Consider astronauts at the International Space Station (ISS).  They experience a gravitational pull similar in strength to what we experience on the ground. Recall Sir Isaac Newton's celebrated equation describing the forces between two bodies:
$$F = \frac{Gm_1m_2}{r^2}$$
where $G\approx 6.67384 \times 10^{-14}m^3g^{-1}s^{-2}$.
Using Newton's second law of motion $F=ma$, the acceleration an object is subjected to due to another object with mass $m$ and a distance $r$ away is $\frac{Gm}{r^2}$.  To calculate the acceleration induced by the gravitational force you feel from the Earth, if we assume the Earth is a sphere with a spherically symmetric density, then $r$ is the distance between you and the center of the Earth, approximately 6.371 Mm. The mass of the Earth $M_e$ is approximately $5.972\times 10^{27}g$, resulting in a constant $\frac{G M_e}{r^2} \approx 9.82 ms^{-2}$.
The ISS is about 0.37 Mm above the ground, increasing $r$ to be about 6.731 Mm.  The resulting constant is then approximately $8.8$, a  10% reduction in weight for everyone on board.  However, the astronauts do not feel this force as they are orbiting the Earth, as they are essentially in continuous free fall.   In other words, without gravity, the spacecraft would move in a straight line, and the speed of the spacecraft is such that the acceleration needed to change the trajectory to an orbit around the Earth is exactly equal to the acceleration induced by the gravitational force.  It is a nice exercise in calculus (which by the way was also invented by Isaac Newton through his introduction of Fluxions and Fluents) to show this.

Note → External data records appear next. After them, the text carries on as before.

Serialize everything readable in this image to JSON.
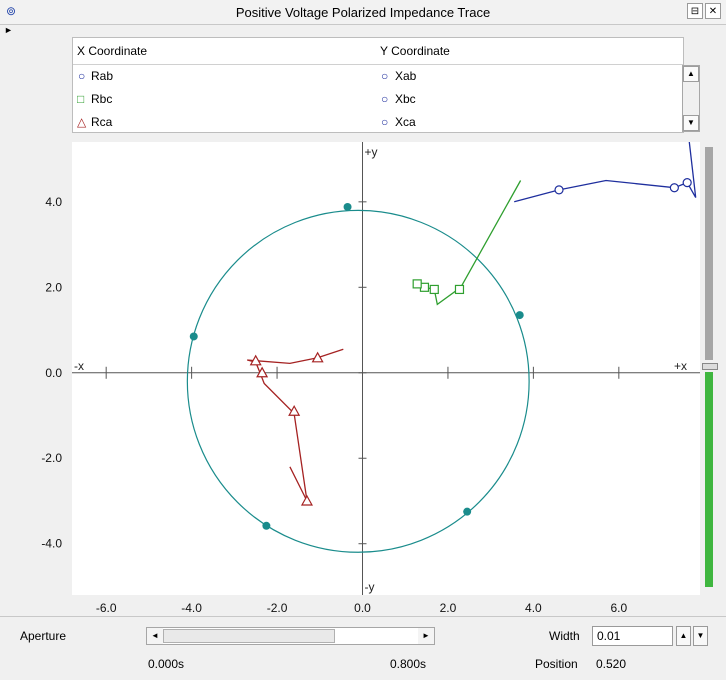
{
  "window": {
    "title": "Positive Voltage Polarized Impedance Trace"
  },
  "legend": {
    "x_header": "X Coordinate",
    "y_header": "Y Coordinate",
    "rows": [
      {
        "x_label": "Rab",
        "x_symbol": "circle",
        "y_label": "Xab",
        "y_symbol": "circle",
        "color": "#1f2f9e"
      },
      {
        "x_label": "Rbc",
        "x_symbol": "square",
        "y_label": "Xbc",
        "y_symbol": "circle",
        "color": "#2f9f2f"
      },
      {
        "x_label": "Rca",
        "x_symbol": "triangle",
        "y_label": "Xca",
        "y_symbol": "circle",
        "color": "#a52222"
      }
    ]
  },
  "chart_data": {
    "type": "scatter",
    "xlim": [
      -6.8,
      7.9
    ],
    "ylim": [
      -5.2,
      5.4
    ],
    "xticks": [
      -6,
      -4,
      -2,
      0,
      2,
      4,
      6
    ],
    "yticks": [
      4,
      2,
      0,
      -2,
      -4
    ],
    "x_tick_labels": [
      "-6.0",
      "-4.0",
      "-2.0",
      "0.0",
      "2.0",
      "4.0",
      "6.0"
    ],
    "y_tick_labels": [
      "4.0",
      "2.0",
      "0.0",
      "-2.0",
      "-4.0"
    ],
    "axis_labels": {
      "pos_x": "+x",
      "neg_x": "-x",
      "pos_y": "+y",
      "neg_y": "-y"
    },
    "circle": {
      "color": "#1a8c8c",
      "center": [
        -0.1,
        -0.2
      ],
      "radius": 4.0,
      "markers": [
        [
          -0.35,
          3.88
        ],
        [
          -3.95,
          0.85
        ],
        [
          3.68,
          1.35
        ],
        [
          -2.25,
          -3.58
        ],
        [
          2.45,
          -3.25
        ]
      ]
    },
    "series": [
      {
        "name": "Rab/Xab",
        "color": "#1f2f9e",
        "marker": "circle",
        "line": [
          [
            3.55,
            4.0
          ],
          [
            4.6,
            4.28
          ],
          [
            5.7,
            4.5
          ],
          [
            7.3,
            4.33
          ],
          [
            7.6,
            4.45
          ],
          [
            7.8,
            4.1
          ],
          [
            7.65,
            5.4
          ]
        ],
        "markers": [
          [
            4.6,
            4.28
          ],
          [
            7.3,
            4.33
          ],
          [
            7.6,
            4.45
          ]
        ]
      },
      {
        "name": "Rbc/Xbc",
        "color": "#2f9f2f",
        "marker": "square",
        "line": [
          [
            3.7,
            4.5
          ],
          [
            2.3,
            2.0
          ],
          [
            1.75,
            1.6
          ],
          [
            1.68,
            1.95
          ],
          [
            1.45,
            2.0
          ],
          [
            1.28,
            2.1
          ],
          [
            1.38,
            2.05
          ]
        ],
        "markers": [
          [
            2.27,
            1.95
          ],
          [
            1.68,
            1.95
          ],
          [
            1.45,
            2.0
          ],
          [
            1.28,
            2.08
          ]
        ]
      },
      {
        "name": "Rca/Xca",
        "color": "#a52222",
        "marker": "triangle",
        "line": [
          [
            -0.45,
            0.55
          ],
          [
            -1.05,
            0.35
          ],
          [
            -1.7,
            0.22
          ],
          [
            -2.7,
            0.3
          ],
          [
            -2.5,
            0.25
          ],
          [
            -2.4,
            0.0
          ],
          [
            -2.3,
            -0.25
          ],
          [
            -1.6,
            -0.95
          ],
          [
            -1.3,
            -3.0
          ],
          [
            -1.7,
            -2.2
          ]
        ],
        "markers": [
          [
            -1.05,
            0.35
          ],
          [
            -2.5,
            0.28
          ],
          [
            -2.35,
            0.0
          ],
          [
            -1.6,
            -0.9
          ],
          [
            -1.3,
            -3.0
          ]
        ]
      }
    ]
  },
  "controls": {
    "aperture_label": "Aperture",
    "time_start": "0.000s",
    "time_end": "0.800s",
    "width_label": "Width",
    "width_value": "0.01",
    "position_label": "Position",
    "position_value": "0.520"
  }
}
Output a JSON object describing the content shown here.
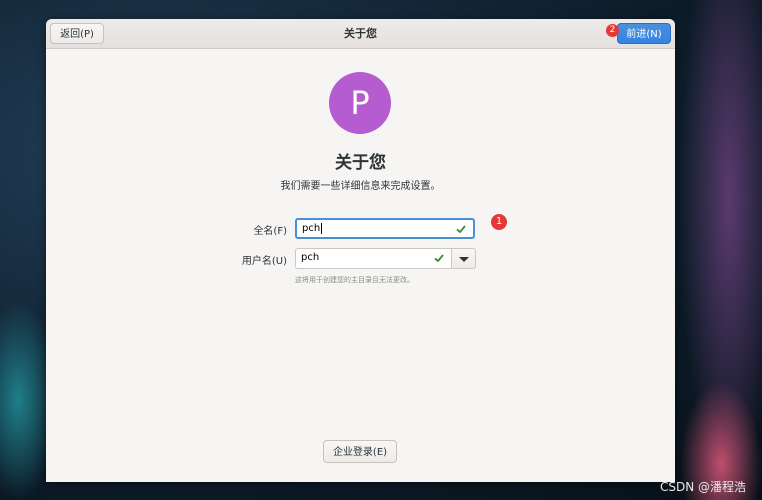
{
  "header": {
    "title": "关于您",
    "back_label": "返回(P)",
    "next_label": "前进(N)"
  },
  "markers": {
    "one": "1",
    "two": "2"
  },
  "avatar": {
    "initial": "P",
    "color": "#b55cd0"
  },
  "main": {
    "title": "关于您",
    "subtitle": "我们需要一些详细信息来完成设置。"
  },
  "form": {
    "fullname_label": "全名(F)",
    "fullname_value": "pch",
    "username_label": "用户名(U)",
    "username_value": "pch",
    "hint": "这将用于创建您的主目录且无法更改。"
  },
  "enterprise_login_label": "企业登录(E)",
  "watermark": "CSDN @潘程浩",
  "colors": {
    "accent": "#3584e4",
    "marker": "#e53935",
    "check": "#3b8a3b"
  }
}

Since everything is relative, we must also note that we (along with the Earth) are orbiting the Sun as well at a speed of over 100Mm/hr. The distance from the Earth to the Sun is approximately $1.496\times 10^{11}m$ and the mass of the Sun is approximately $1.989\times 10^{33}g$.  Applying Newton's formula above, we get  $\frac{G M_s}{r^2} \approx 0.00593$, which is much smaller than the constant for Earth. Since we and the Earth are in the same orbit (and thus in free fall) around the Sun, we do not notice the effects of the Sun's gravitational pull.

When I told my wife that we are moving around the Sun at high speed, she quipped "So we don't have a sedentary lifestyle then."